Updated Wednesday, September 12th 2012 at 00:00 GMT +3

The equity market, which was once considered a passport to instant riches by many potential, and particularly small and retail investors, appears to be slowly losing its luster with signs that the exchange is in dire need of urgent repair.

So strong was the appeal of the stock market that a few stockbrokers chose to run it as closed shop, thanks to the process of demutualisation that seeks to open up the market to the public.

Indeed stock markets are critical to the growth of economies and their role in resource mobilisation cannot be underestimated.

They have created employment opportunities and bailed out businesses in need of capital.

Globally, stock markets have helped turn trading nations into empires, created a multibillion-dollar savings industry and fuelled the growth of  21st-century titans such as Google.
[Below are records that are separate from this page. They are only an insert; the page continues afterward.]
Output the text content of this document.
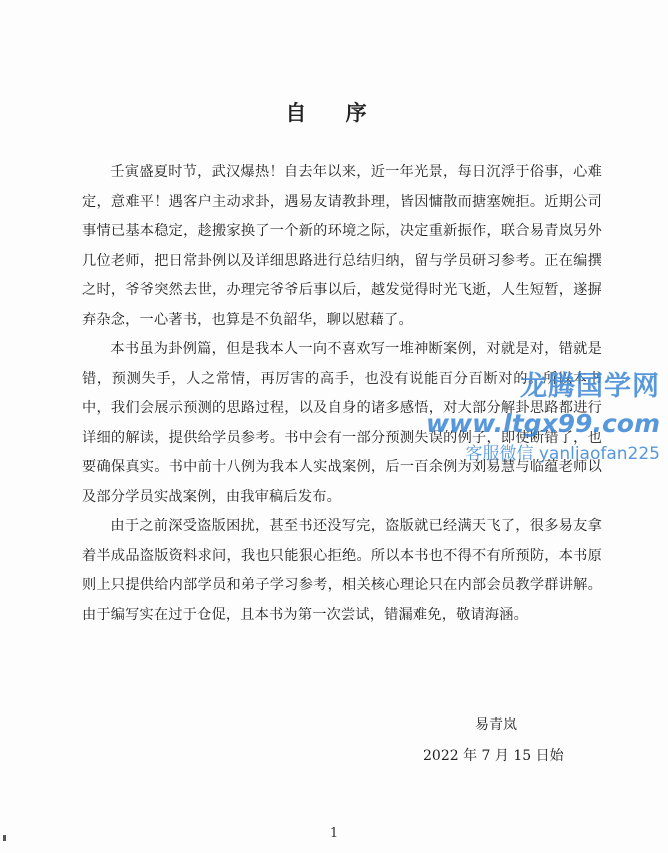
自 序

壬寅盛夏时节，武汉爆热！自去年以来，近一年光景，每日沉浮于俗事，心难定，意难平！遇客户主动求卦，遇易友请教卦理，皆因慵散而搪塞婉拒。近期公司事情已基本稳定，趁搬家换了一个新的环境之际，决定重新振作，联合易青岚另外几位老师，把日常卦例以及详细思路进行总结归纳，留与学员研习参考。正在编撰之时，爷爷突然去世，办理完爷爷后事以后，越发觉得时光飞逝，人生短暂，遂摒弃杂念，一心著书，也算是不负韶华，聊以慰藉了。

本书虽为卦例篇，但是我本人一向不喜欢写一堆神断案例，对就是对，错就是错，预测失手，人之常情，再厉害的高手，也没有说能百分百断对的。所以本书中，我们会展示预测的思路过程，以及自身的诸多感悟，对大部分解卦思路都进行详细的解读，提供给学员参考。书中会有一部分预测失误的例子，即使断错了，也要确保真实。书中前十八例为我本人实战案例，后一百余例为刘易慧与临蕴老师以及部分学员实战案例，由我审稿后发布。

由于之前深受盗版困扰，甚至书还没写完，盗版就已经满天飞了，很多易友拿着半成品盗版资料求问，我也只能狠心拒绝。所以本书也不得不有所预防，本书原则上只提供给内部学员和弟子学习参考，相关核心理论只在内部会员教学群讲解。由于编写实在过于仓促，且本书为第一次尝试，错漏难免，敬请海涵。

易青岚
2022 年 7 月 15 日始
1
龙腾国学网
www.ltgx99.com
客服微信 yanliaofan225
But with trade volumes thinning and revenues shrinking at the Nairobi Securities Exchange (NSE) all indications are that things are no longer rosy and it may not be business as usual.

It is certainly shocking to hear that the total profit reported by all market intermediaries (fund managers, investment banks, collective investments schemes, investment advisors, and stockbrokers) for the year ending June 2011 stood at Sh753 million compared to Sh89.5 billion made by banks in a similar period.

This actually shows how small the capital markets subsector   is in the entire financial sector and thereby calls for more innovative products to deepen the market.

The subdued activities at the bourse have impacted negatively on trading volumes and brokerage commissions thereby squeezing total revenues for market intermediaries.

Consequently, market intermediaries have been left jostling over limited corporate finance contracts whereby they have even ended up defying ethical business practices while undercutting each other through heft returnable commissions.

Some players try to cash in on advisory/consultancy fees, fund management fees, interest and dividend incomes just to survive the tide of financial hemorrhage sweeping through the equity market.

Stakeholders contend that over the last five years the market has stagnated in terms of growth while implementation of a number of ambitious projects meant to deepen the market has faltered.

The number of initial public offerings (IPOs) has plummeted and now the role of the stock market in mobilising resources for investment is coming under sharp focus.